Our founding was based not on a couple of abstract documents, but on millennia of historical realities that inform and articulate every word, every phrase, every concept so dearly defended by our founders. All of them rest on the firm foundation of “the Laws of Nature and of Nature’s God,” without which our independence and our liberties would have no defense at all.

Whence arose these truths? John Adams called them “the general Principles of Christianity” and “the general Principles of English and American Liberty.” Faith and freedom united to form the foundations of the unique American constitutional republic, and Reilly ably identifies the source of those principles that culminated in the founding of America the Beautiful.

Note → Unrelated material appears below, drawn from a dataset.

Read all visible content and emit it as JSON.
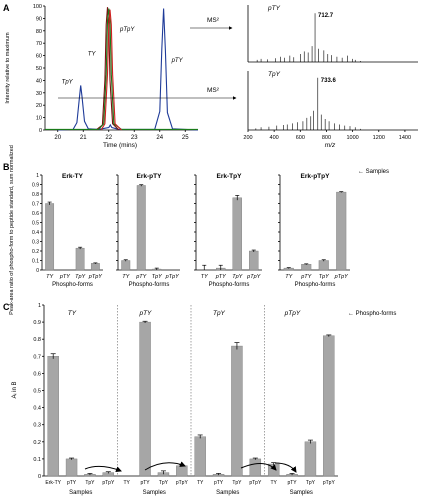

Today’s scions of secularism will tremble at Reilly’s recounting of the principles of the Magna Carta of 1215 that flowed from centuries of Catholic Church canon law and practice. Augustine’s City of God proclaimed for all time the limits of political power, a truth that flourished in Christendom and nowhere else.

To put it simply, without God, there is no freedom. Ask any tyrant.

Like Marx and Hitler, today’s enemies of freedom recognize the Catholic Church and its timeless teachings as the ultimate enemy that must be destroyed. Augustine identified for all time the enemies of the City of God as those who love power — unlimited power — for its own sake.

Reading Reilly, one appreciates all the more why we must defeat them.